Broken heart syndrome or Takotsubo Syndrome (Stress Cardiomyopathy)
Takotsubo cardiomyopathy is also known as broken heart syndrome or stress cardiomyopathy.
"Takotsubo syndrome" was first described by the Japanese authors Dote and Sato in the 1990s.
It is a very interesting syndrome characterized by transient left ventricular dysfunction, electrocardiographic changes, and release of myocardial enzymes that mimic acute myocardial infarction in patients without angiographic evidence of coronary artery disease.
Broken heart syndrome is usually associated with intense physical and/or emotional stress.

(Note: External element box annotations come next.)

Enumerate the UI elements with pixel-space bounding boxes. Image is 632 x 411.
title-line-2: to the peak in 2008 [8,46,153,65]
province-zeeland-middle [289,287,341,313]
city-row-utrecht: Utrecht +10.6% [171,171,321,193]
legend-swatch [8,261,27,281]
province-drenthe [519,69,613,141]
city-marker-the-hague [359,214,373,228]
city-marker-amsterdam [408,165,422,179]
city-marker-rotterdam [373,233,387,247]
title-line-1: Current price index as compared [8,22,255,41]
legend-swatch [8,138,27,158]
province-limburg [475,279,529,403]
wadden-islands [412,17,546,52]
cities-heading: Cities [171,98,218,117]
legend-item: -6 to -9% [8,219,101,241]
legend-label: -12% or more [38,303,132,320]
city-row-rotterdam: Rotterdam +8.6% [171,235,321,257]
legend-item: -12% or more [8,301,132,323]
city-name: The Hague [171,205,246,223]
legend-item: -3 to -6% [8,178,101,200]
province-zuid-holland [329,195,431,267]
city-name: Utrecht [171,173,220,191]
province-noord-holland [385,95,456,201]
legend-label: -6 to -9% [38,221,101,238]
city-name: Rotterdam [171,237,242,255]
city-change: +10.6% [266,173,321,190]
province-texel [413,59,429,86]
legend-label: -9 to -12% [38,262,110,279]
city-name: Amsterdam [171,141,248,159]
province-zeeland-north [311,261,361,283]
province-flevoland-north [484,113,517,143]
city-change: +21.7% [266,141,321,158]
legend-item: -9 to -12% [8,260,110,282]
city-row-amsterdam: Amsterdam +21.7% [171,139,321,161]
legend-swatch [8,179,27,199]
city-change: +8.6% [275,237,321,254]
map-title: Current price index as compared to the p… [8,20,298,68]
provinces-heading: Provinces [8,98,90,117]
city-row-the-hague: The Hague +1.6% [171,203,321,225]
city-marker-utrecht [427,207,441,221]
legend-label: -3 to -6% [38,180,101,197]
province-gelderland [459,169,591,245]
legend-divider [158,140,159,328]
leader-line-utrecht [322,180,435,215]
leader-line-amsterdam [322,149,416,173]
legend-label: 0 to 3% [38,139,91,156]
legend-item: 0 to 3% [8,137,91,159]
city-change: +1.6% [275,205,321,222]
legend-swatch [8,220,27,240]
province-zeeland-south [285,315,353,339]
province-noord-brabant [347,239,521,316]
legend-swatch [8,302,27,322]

In some cases there is psychogenic or dissociative amnesia.
It is a memory disorder characterized by sudden retrograde memory loss with inability to recall personal information.
The mechanism of both disorders has been linked to plasma elevation in catecholamines.
The left ventricle shows marked abnormalities with akinesia in the mid-distal anterior wall and apex giving a balloon shape to the left ventricle.
Takotsubo (in Japanese, "tako" means octopus and "tsubo" means pot. Takotsubo is the pot that Japanese fishermen use as an octopus trap.
In Takotsubo cardiomyopathy the left ventricle takes the shape of Takotsubo.
This form of cardiomyopathy can be easily reversed.
Wall motion abnormality of the LV apex is usually transient and resolves within a few days to several weeks. Its prognosis is generally good.
However, there are some reports of serious complications, including hypotension, heart failure, ventricular rupture and thrombosis.